The report shows that the El Paso County Coroners Office performed more death investigations and autopsies than it has ever seen before. In 2021, the Office performed 7,000 death investigations; a 16% increase over 2020, and 1,444 autopsies; an 11% increase over 2020.

The increase in autopsies were driven by 227 drug-related deaths; a 22% increase from 2020.

  • Drug-related fatalities included more than double the amount of accidental fentanyl deaths, from 47 in 2020 to 99 in 2021, continuing a doubling trend that started in 2017.
  • The average age for fentanyl deaths was 35, 12 years younger than all other drug-related deaths and included five deaths among youth.
  • More than half of fentanyl deaths (55%) had other drugs of abuse in the blood at the time of death, suggesting multi-drug use or clandestine presence of fentanyl in another drug.
  • More than one-third (38%) of all drug deaths had marijuana or metabolites in the body compared to 23% of all deaths investigated.

61 of the autopsies performed were homicides, an 11% increase from 2020.

  • This was due to an increase in firearm-related deaths with 52 recorded in 2021. Six of the deaths occurred in a single mass shooting event.
  • Homicides most frequently occurred in relation to domestic or family violence.
  • Among cases, 58% knew the suspect at the time of death.

Suicides continued a slight decrease for the third straight year with 176 recorded in 2021, which included a large decrease in youth suicides from 15 in 2020 to four in 2021.

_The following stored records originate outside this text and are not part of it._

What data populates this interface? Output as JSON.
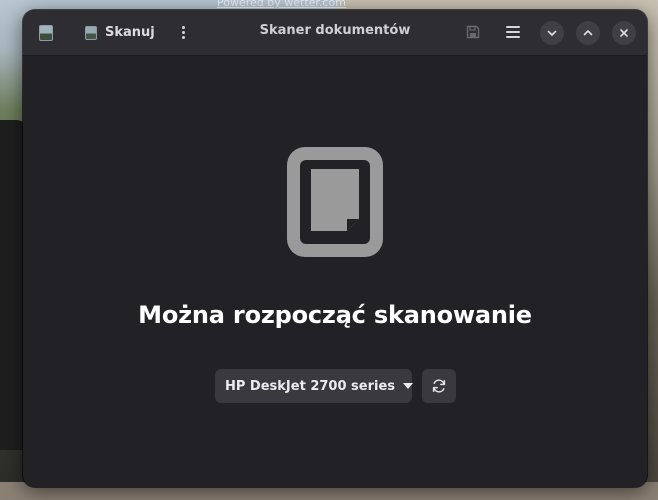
{
  "desktop": {
    "watermark": "Powered by wetter.com"
  },
  "window": {
    "title": "Skaner dokumentów",
    "scan_button_label": "Skanuj",
    "icons": {
      "app": "scanner-app-icon",
      "scan": "scanner-app-icon",
      "menu": "vertical-dots-icon",
      "save": "save-icon",
      "main_menu": "hamburger-icon",
      "minimize": "chevron-down-icon",
      "maximize": "chevron-up-icon",
      "close": "close-icon"
    }
  },
  "content": {
    "status_title": "Można rozpocząć skanowanie",
    "status_icon": "document-scanner-icon",
    "device_select": {
      "selected": "HP DeskJet 2700 series"
    },
    "refresh_icon": "refresh-icon"
  },
  "colors": {
    "window_bg": "#222226",
    "titlebar_bg": "#2e2e32",
    "control_bg": "#3a3a3e",
    "icon_gray": "#9a9a9a",
    "text_primary": "#ffffff"
  }
}
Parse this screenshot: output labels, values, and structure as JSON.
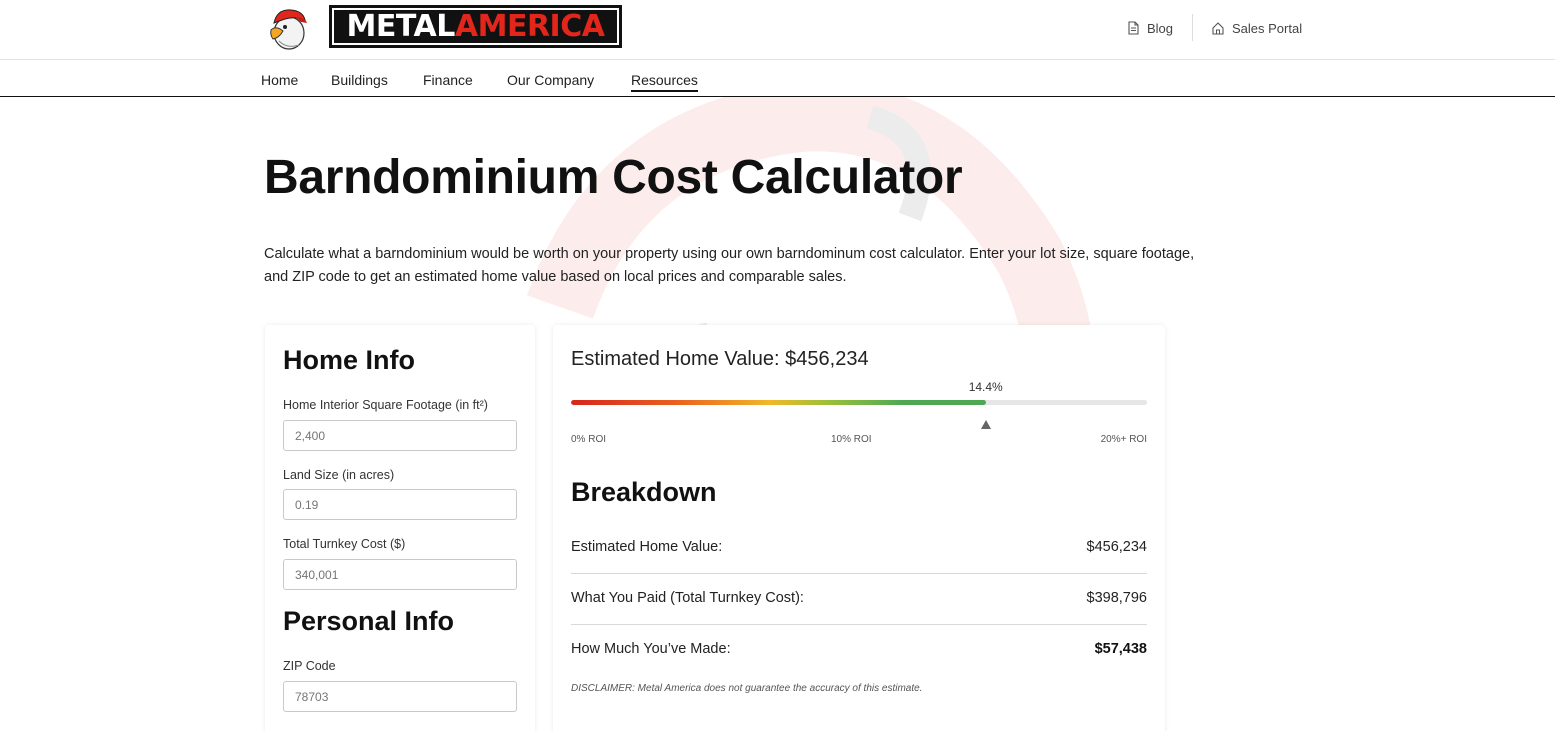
{
  "header": {
    "brand": {
      "name_part1": "METAL",
      "name_part2": "AMERICA"
    },
    "util_links": [
      {
        "label": "Blog",
        "icon": "document-icon"
      },
      {
        "label": "Sales Portal",
        "icon": "house-icon"
      }
    ]
  },
  "nav": {
    "items": [
      {
        "label": "Home"
      },
      {
        "label": "Buildings"
      },
      {
        "label": "Finance"
      },
      {
        "label": "Our Company"
      },
      {
        "label": "Resources",
        "active": true
      }
    ]
  },
  "page": {
    "title": "Barndominium Cost Calculator",
    "intro": "Calculate what a barndominium would be worth on your property using our own barndominum cost calculator. Enter your lot size, square footage, and ZIP code to get an estimated home value based on local prices and comparable sales."
  },
  "home_info": {
    "heading": "Home Info",
    "fields": [
      {
        "label": "Home Interior Square Footage (in ft²)",
        "placeholder": "2,400"
      },
      {
        "label": "Land Size (in acres)",
        "placeholder": "0.19"
      },
      {
        "label": "Total Turnkey Cost ($)",
        "placeholder": "340,001"
      }
    ]
  },
  "personal_info": {
    "heading": "Personal Info",
    "fields": [
      {
        "label": "ZIP Code",
        "placeholder": "78703"
      }
    ]
  },
  "results": {
    "estimate_title": "Estimated Home Value: $456,234",
    "roi_percent_label": "14.4%",
    "roi_percent": 14.4,
    "roi_max": 20,
    "roi_scale": [
      "0% ROI",
      "10% ROI",
      "20%+ ROI"
    ],
    "breakdown_heading": "Breakdown",
    "rows": [
      {
        "label": "Estimated Home Value:",
        "value": "$456,234"
      },
      {
        "label": "What You Paid (Total Turnkey Cost):",
        "value": "$398,796"
      },
      {
        "label": "How Much You’ve Made:",
        "value": "$57,438"
      }
    ],
    "disclaimer": "DISCLAIMER: Metal America does not guarantee the accuracy of this estimate."
  },
  "colors": {
    "brand_red": "#e3261c",
    "text_dark": "#111111",
    "roi_green": "#4ea853"
  }
}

  • 30% of suicides had a known active or prior military duty, a 10% increase from 2020.
  • The average age at death was 44, and 81% of completed suicides were male.
  • Among those investigated, 32% had notes or social media posts indicating suicidal intentions and 62% had a reported history of prior suicidal thoughts.

Deaths among individuals experiencing homelessness decreased by one in 2021 to 78.

  • Accidents made up 62% of deaths among those experiencing homelessness, and more than half (56%) were the result of drug intoxication. Hypothermia made up 15% of accidental deaths and motor vehicle crashes made up 13%.

Deaths due to natural disease increased from 309 in 2020 to 398 in 2021, a 28% increase.

  • Cardiovascular deaths increased from 155 in 2020 to 170 in 2021.
  • Chronic alcohol deaths increased from 43 in 2020 to 64 in 2021.
  • COVID-19 deaths investigated by the Coroner’s Office increased from 13 in 2020 to 54 in 2021. However, most COVID-19-related deaths occur in health care settings and are not considered sudden or unexpected that would result in a death investigation by the Coroner’s Office.

While the numbers delineated in the report represent a somber milestone, the Coroner’s Office said that 35 donors provided 120 life-saving organs to those on the register.